Allerdings verurteilte der Regierungssprecher am Freitag auch mit deutlichen Worten das Vorgehen Pjöngjangs. „Die nordkoreanische Regierung verstößt massiv gegen das Völkerrecht; ohne die nukleare Aufrüstung Nordkoreas wäre es zu dieser gegenwärtigen Situation nicht gekommen“, sagte Seibert. Es liege daher auch in der Verantwortung Nordkoreas, diese Situation nun wieder zu ändern.

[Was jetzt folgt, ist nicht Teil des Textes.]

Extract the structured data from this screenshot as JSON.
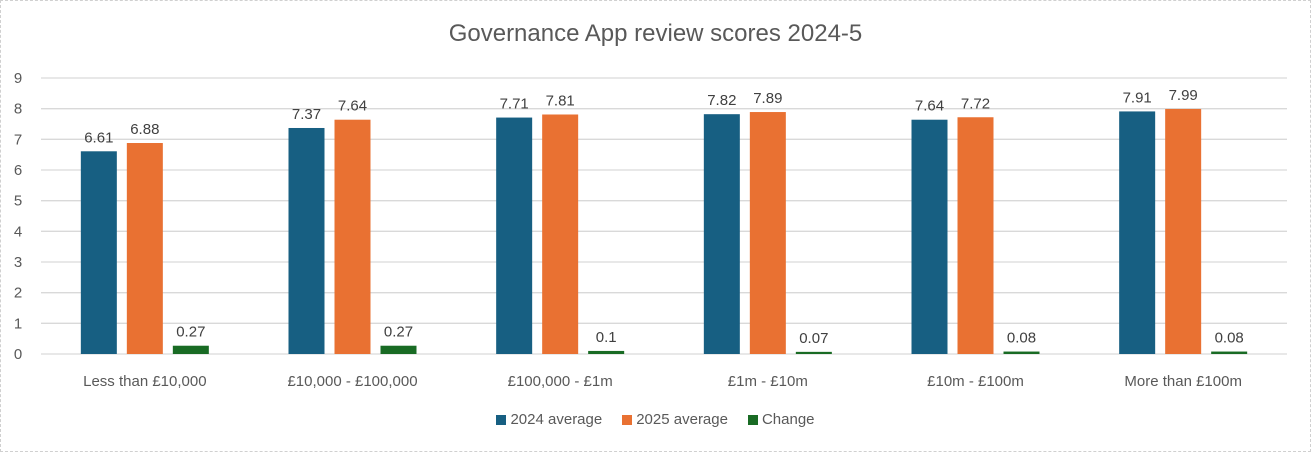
{
  "chart_data": {
    "type": "bar",
    "title": "Governance App review scores 2024-5",
    "xlabel": "",
    "ylabel": "",
    "ylim": [
      0,
      9
    ],
    "yticks": [
      "0",
      "1",
      "2",
      "3",
      "4",
      "5",
      "6",
      "7",
      "8",
      "9"
    ],
    "grid": true,
    "legend_position": "bottom",
    "categories": [
      "Less than £10,000",
      "£10,000 - £100,000",
      "£100,000 - £1m",
      "£1m - £10m",
      "£10m - £100m",
      "More than £100m"
    ],
    "series": [
      {
        "name": "2024 average",
        "color": "#175F82",
        "values": [
          6.61,
          7.37,
          7.71,
          7.82,
          7.64,
          7.91
        ],
        "labels": [
          "6.61",
          "7.37",
          "7.71",
          "7.82",
          "7.64",
          "7.91"
        ]
      },
      {
        "name": "2025 average",
        "color": "#E97132",
        "values": [
          6.88,
          7.64,
          7.81,
          7.89,
          7.72,
          7.99
        ],
        "labels": [
          "6.88",
          "7.64",
          "7.81",
          "7.89",
          "7.72",
          "7.99"
        ]
      },
      {
        "name": "Change",
        "color": "#196B24",
        "values": [
          0.27,
          0.27,
          0.1,
          0.07,
          0.08,
          0.08
        ],
        "labels": [
          "0.27",
          "0.27",
          "0.1",
          "0.07",
          "0.08",
          "0.08"
        ]
      }
    ]
  }
}
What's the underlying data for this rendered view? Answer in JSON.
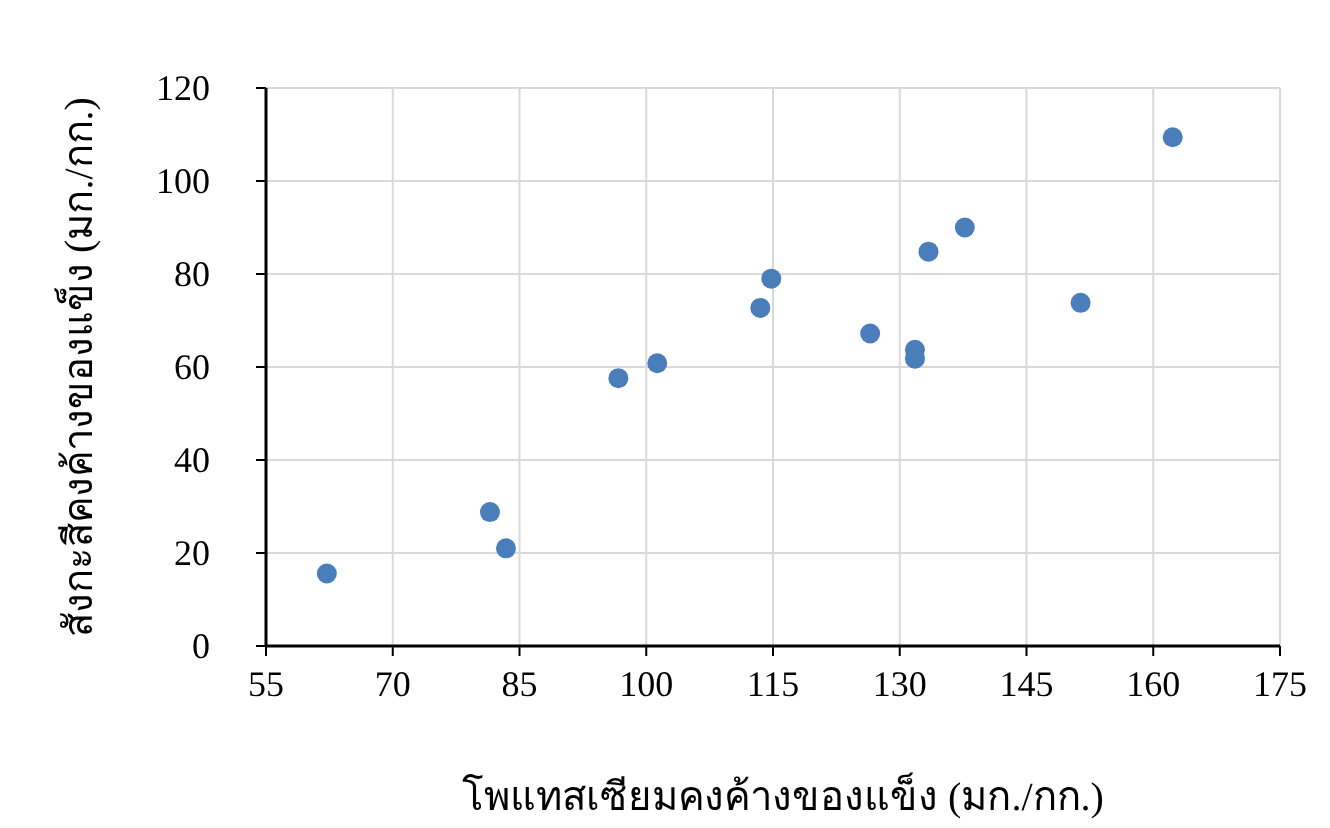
{
  "chart_data": {
    "type": "scatter",
    "xlabel": "โพแทสเซียมคงค้างของแข็ง (มก./กก.)",
    "ylabel": "สังกะสีคงค้างของแข็ง (มก./กก.)",
    "x": [
      62.2,
      81.5,
      83.4,
      96.7,
      101.3,
      113.5,
      114.8,
      126.5,
      131.8,
      131.8,
      133.4,
      137.7,
      151.4,
      162.3
    ],
    "series": [
      {
        "color": "#4a7ebb",
        "values": [
          15.6,
          28.8,
          21.0,
          57.6,
          60.8,
          72.7,
          79.0,
          67.2,
          63.7,
          61.8,
          84.8,
          90.0,
          73.8,
          109.4
        ]
      }
    ],
    "xlim": [
      55,
      175
    ],
    "xticks": [
      55,
      70,
      85,
      100,
      115,
      130,
      145,
      160,
      175
    ],
    "ylim": [
      0,
      120
    ],
    "yticks": [
      0,
      20,
      40,
      60,
      80,
      100,
      120
    ],
    "grid": true,
    "marker": "circle"
  }
}
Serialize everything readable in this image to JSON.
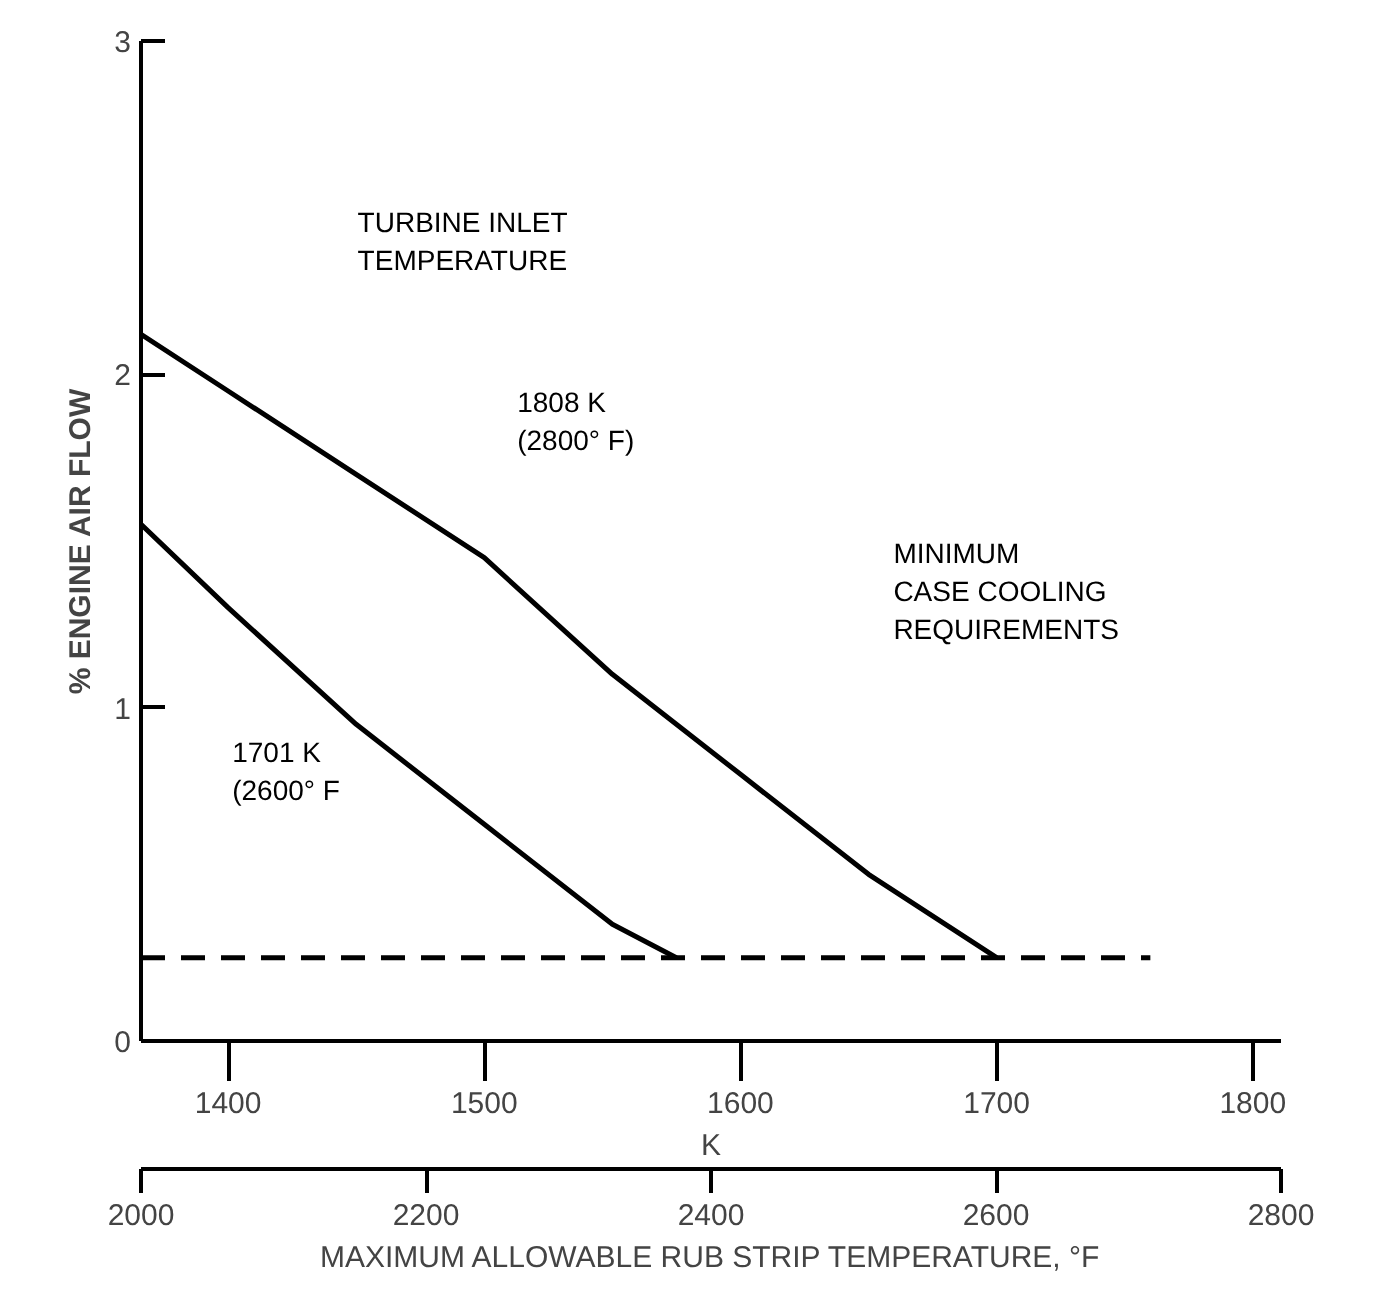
{
  "chart_data": {
    "type": "line",
    "xlabel": "K",
    "ylabel": "% ENGINE AIR FLOW",
    "x2label": "MAXIMUM ALLOWABLE RUB STRIP TEMPERATURE, °F",
    "xlim": [
      1366,
      1811
    ],
    "xticks": [
      1400,
      1500,
      1600,
      1700,
      1800
    ],
    "x2lim": [
      2000,
      2800
    ],
    "x2ticks": [
      2000,
      2200,
      2400,
      2600,
      2800
    ],
    "ylim": [
      0,
      3
    ],
    "yticks": [
      0,
      1,
      2,
      3
    ],
    "grid": false,
    "series": [
      {
        "color": "#000000",
        "line_style": "solid",
        "x": [
          1366,
          1400,
          1450,
          1500,
          1550,
          1600,
          1650,
          1700
        ],
        "values": [
          2.12,
          1.95,
          1.7,
          1.45,
          1.1,
          0.8,
          0.5,
          0.25
        ]
      },
      {
        "color": "#000000",
        "line_style": "solid",
        "x": [
          1366,
          1400,
          1450,
          1500,
          1550,
          1575
        ],
        "values": [
          1.55,
          1.3,
          0.95,
          0.65,
          0.35,
          0.25
        ]
      },
      {
        "color": "#000000",
        "line_style": "dashed",
        "x": [
          1366,
          1760
        ],
        "values": [
          0.25,
          0.25
        ]
      }
    ],
    "annotations": [
      "TURBINE INLET\nTEMPERATURE",
      "1808 K\n(2800° F)",
      "1701 K\n(2600° F",
      "MINIMUM\nCASE COOLING\nREQUIREMENTS"
    ]
  }
}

Die stellvertretende Regierungssprecherin, Ulrike Demmer, hatte bereits am Mittwoch (9. August) in der Regierungspressekonferenz erklärt: „Die immer neuen nuklearen Drohungen und Drohgebärden der nordkoreanischen Führung sind eine ernsthafte Bedrohung des Friedens in der Region und weit darüber hinaus.“ Das Raketen- und Nuklearwaffenprogramm der nordkoreanischen Führung stelle „einen vielfachen Bruch des Völkerrechts“ dar. Die Internationale Gemeinschaft habe in der vergangenen Woche mit der Verhängung zusätzlicher Sanktionen die unvermeidlichen Konsequenzen aus dem Vorgehen Nordkoreas gezogen, erinnerte Demmer. Ziel der Bundesregierung sei die Vermeidung weiterer militärischer Eskalation und die Beilegung der Konflikte im nordpazifischen Raum auf friedlichem Wege.


Zu unserem Bildmaterial:
1. Guam mit seinem Luftwaffenstützpunkt Andersen Air Force Base und der Naval Base ist für die USA geostrategisch von großer Bedeutung. Alleine auf der Air Base arbeiten rund 6900 Soldaten und Zivilbedienstete.
(Foto: amk)

2. Das Hintergrundfoto unserer Infografik zeigt einen US-Langstreckenbomber des Typs Rockwell B-1B Lancer beim Start zu einem Nachtübungsflug am 6. Juli 2017. An den Flügen nahmen auch Maschinen der japanischen Luftwaffe teil.
(Foto: Jacob Skovo/U.S. Air Force)

Kleines Beitragsbild: Überschallschnelle, strategische Langstreckenbomber B-1B Lancer auf der Andersen Air Force Base bei Sonnenaufgang. Die USA demonstrieren immer wieder vor Nordkorea ihre militärische Stärke. So flogen beispielsweise im Juli 2017 zwei Lancer bis an die militärische Demarkationslinie zwischen den verfeindeten Nachbarstaaten heran und simulierten einen Angriff auf nordkoreanische Ziele. Die Bomber wurden begleitet von südkoreanischen F-15 und amerikanischen F-16. Auf dem Rückweg nach Guam eskortierten Kampfjets des Typs F-2 der japanischen Luftwaffe die beiden amerikanischen B-1B.